Assim, após um exame mais aproximado da capitania no futebol, compreendemos a importância histórica, cultural e emocional que a “faixa” simboliza. Pois, ao envolver o braço do/da eleito/eleita, assim como em um elixir das virtudes, introjeta nos seus/suas usuários/usuárias o poder de heróis e heroínas, que ao longo da história entregaram parte dos seus esforços para a construção de uma identidade coletiva.

Deste modo, permitir, ensinar e discutir com as crianças e jovens o papel da braçadeira de capitão/capitã é possibilitar a construção de lideranças que compreendam a responsabilidade que o exercício do poder exige e, acima de tudo, promover o exercício da perpetuação de sociedades democráticas. Mas, é importante destacar, como sempre nos lembra Gabriel Puopolo, a liderança, o principal pilar da capitania, não é algo inato! A liderança, ou melhor, os diferentes tipos de liderança podem e devem ser ensinados e desenvolvidos ao longo do processo de ensino e treinamento no futebol.

A faixa de capitã/capitão na nossa Ginga

Em consonância com esta perspectiva, na Proposta Pedagógica Ginga Futebol com Alegria, sugerimos que mensalmente entre as turmas, sejam eleitos o/a capitão/capitã do mês. Sendo a escolha pautada entre os/as estudantes que melhor cumpriram os objetivos propostos para o período. Assim, no mês seguinte, o/a escolhido/a utilizará a braçadeira e terá a responsabilidade de auxiliar os professores e as professoras junto as atividades propostas. Sendo que no final de cada ano, entre todos/as os/as eleitos/as que melhor desempenhou a função é escolhido o capitão ou a capitã do ano, que ganhará a posse definitiva da braçadeira da escola como recordação!

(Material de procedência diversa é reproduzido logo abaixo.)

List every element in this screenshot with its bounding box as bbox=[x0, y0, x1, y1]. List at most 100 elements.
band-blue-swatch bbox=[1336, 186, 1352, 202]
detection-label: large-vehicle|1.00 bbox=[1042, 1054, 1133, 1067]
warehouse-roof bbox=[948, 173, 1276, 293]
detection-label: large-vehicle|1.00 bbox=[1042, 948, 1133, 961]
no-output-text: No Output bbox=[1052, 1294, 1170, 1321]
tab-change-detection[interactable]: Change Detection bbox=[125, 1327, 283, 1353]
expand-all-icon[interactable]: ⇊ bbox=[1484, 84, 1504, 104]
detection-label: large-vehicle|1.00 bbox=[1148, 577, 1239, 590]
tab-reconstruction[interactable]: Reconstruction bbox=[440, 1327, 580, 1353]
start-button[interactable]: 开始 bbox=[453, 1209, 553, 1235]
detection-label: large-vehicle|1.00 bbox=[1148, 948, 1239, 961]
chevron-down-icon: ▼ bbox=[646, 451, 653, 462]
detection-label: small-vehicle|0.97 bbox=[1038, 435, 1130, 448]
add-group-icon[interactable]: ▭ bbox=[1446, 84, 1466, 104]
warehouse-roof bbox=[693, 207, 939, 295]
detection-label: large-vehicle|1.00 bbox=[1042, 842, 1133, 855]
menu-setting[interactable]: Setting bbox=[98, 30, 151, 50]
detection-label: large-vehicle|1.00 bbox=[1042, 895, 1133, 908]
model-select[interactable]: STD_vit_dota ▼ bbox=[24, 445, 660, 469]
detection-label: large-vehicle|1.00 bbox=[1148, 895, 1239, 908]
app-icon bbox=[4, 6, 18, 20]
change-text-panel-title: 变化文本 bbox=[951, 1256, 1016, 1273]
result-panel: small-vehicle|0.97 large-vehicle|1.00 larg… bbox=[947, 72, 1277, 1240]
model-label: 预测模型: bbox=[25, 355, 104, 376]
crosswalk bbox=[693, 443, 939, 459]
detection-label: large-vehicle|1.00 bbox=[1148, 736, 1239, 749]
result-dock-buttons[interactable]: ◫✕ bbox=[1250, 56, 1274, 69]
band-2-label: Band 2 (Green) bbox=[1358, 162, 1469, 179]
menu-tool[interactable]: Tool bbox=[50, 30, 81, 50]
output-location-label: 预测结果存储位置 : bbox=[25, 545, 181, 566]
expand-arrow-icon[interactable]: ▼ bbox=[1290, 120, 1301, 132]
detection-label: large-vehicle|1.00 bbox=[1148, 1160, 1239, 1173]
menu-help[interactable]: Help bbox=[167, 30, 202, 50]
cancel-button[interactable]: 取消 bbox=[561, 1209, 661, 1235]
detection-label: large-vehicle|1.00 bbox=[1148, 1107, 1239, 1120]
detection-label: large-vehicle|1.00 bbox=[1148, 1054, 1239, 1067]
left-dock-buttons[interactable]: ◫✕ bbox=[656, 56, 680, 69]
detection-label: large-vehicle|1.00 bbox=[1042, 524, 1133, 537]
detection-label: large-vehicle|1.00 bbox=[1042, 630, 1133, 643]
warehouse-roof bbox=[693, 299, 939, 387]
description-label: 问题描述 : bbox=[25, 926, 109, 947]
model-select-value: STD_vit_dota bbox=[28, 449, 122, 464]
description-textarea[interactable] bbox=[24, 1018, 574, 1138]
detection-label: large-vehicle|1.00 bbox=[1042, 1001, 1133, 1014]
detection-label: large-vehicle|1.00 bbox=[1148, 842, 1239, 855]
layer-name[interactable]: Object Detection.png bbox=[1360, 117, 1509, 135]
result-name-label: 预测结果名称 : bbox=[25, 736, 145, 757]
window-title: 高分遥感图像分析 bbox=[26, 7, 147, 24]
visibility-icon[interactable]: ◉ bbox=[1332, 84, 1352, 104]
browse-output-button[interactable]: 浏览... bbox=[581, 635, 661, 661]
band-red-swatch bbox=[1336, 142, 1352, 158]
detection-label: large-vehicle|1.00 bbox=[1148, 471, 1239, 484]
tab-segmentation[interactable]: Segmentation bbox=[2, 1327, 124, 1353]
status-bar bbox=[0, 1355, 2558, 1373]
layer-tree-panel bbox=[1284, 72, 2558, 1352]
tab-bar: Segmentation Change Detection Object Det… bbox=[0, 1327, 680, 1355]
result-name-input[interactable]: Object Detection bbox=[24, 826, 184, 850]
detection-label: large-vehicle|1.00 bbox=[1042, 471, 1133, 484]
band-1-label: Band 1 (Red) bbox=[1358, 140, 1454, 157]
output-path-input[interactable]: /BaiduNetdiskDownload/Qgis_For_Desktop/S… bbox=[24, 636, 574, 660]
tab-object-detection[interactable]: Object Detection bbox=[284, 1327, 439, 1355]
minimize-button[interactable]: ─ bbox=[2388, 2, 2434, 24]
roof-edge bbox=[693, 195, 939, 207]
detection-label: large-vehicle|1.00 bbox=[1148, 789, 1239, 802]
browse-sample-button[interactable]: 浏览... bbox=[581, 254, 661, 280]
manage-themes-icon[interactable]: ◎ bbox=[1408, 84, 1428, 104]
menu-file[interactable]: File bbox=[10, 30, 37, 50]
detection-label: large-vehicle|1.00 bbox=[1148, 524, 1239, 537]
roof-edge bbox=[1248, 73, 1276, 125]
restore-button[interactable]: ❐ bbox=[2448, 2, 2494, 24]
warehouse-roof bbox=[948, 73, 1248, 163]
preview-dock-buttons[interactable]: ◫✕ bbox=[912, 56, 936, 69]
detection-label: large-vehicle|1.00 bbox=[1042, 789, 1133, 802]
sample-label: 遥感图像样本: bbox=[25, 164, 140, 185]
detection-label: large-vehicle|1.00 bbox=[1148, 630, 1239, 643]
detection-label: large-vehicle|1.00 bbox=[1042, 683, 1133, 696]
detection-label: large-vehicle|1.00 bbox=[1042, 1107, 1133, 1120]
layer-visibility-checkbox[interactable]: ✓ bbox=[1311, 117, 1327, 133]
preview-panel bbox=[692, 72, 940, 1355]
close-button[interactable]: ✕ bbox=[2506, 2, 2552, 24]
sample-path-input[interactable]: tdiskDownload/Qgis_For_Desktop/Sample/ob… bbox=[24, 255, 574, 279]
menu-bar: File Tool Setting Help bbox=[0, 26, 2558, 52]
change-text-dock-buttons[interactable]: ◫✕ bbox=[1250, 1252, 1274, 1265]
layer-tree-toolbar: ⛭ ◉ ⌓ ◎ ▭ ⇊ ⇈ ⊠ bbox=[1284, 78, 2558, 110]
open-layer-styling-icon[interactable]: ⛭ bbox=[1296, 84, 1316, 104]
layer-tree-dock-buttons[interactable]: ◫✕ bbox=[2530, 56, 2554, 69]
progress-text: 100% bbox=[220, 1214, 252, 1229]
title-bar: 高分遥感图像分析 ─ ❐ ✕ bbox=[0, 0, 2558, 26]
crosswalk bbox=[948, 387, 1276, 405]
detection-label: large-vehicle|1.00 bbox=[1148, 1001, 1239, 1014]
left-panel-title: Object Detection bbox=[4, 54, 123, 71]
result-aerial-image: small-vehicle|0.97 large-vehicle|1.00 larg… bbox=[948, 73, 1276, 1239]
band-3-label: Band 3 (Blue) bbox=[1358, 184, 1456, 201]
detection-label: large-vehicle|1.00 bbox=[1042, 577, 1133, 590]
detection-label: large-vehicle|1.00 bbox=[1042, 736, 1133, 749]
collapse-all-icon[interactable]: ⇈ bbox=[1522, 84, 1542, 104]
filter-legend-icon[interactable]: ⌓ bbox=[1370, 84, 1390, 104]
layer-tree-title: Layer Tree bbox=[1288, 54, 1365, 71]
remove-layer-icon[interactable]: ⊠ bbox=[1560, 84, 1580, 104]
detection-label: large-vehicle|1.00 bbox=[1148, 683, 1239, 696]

Já, na etapa de especialização esportiva ou seja nas categorias de base, podemos promover a eleição do capitão ou da capitã como um atividade para o ensino, discussão e construção sobre a importância do processo eleitoral para democracia, como a proposta presente no Manual para o Treinamento Integral: Categorias de Base³ publicado pela CONMEBOL (p. 20), contribuindo assim para a formação de jogadores e jogadoras críticos/as, conscientes da sua importância e líderes das transformações sociais necessárias para construção do/da futebol/sociedade do futuro com liberdade e do futuro do/a futebol/sociedade com equidade, como vem realizando o Capitão Dunga, em liderar a assistência as pessoas de maior necessidade no Rio Grande do Sul, com a mesma garra que ele nos liderou na conquista do tetracampeonato.

Na verdade, este não é apenas a função da braçadeira, mas são os superpoderes que ela concede aqueles e aquelas que compreendem e horam o papel da faixa!

¹ GALEANO, E. Futebol: ao sol e a sombra. Tradução: Eric Nepumuceno e Maria do Carmo Brito. Porto Alegre: L&PM Editores, 1995.

² BETRÁN, J. O. El fútbol em clave antropológica. In: OLIVA, A. G. Manual moderno del entrenador de fútbol. 4ª Edição. Barcelona: Editorial Paidotribo, 1999. p.9-29. (Colección fútbol).

³ THIENGO, C. R. et al. Manual para o treinamento integral: categorias de base. Luque-Paraguay: Departamento de Desenvolvimento da Confederação Sul-Americana de Futebol (CONMEBOL), 2021.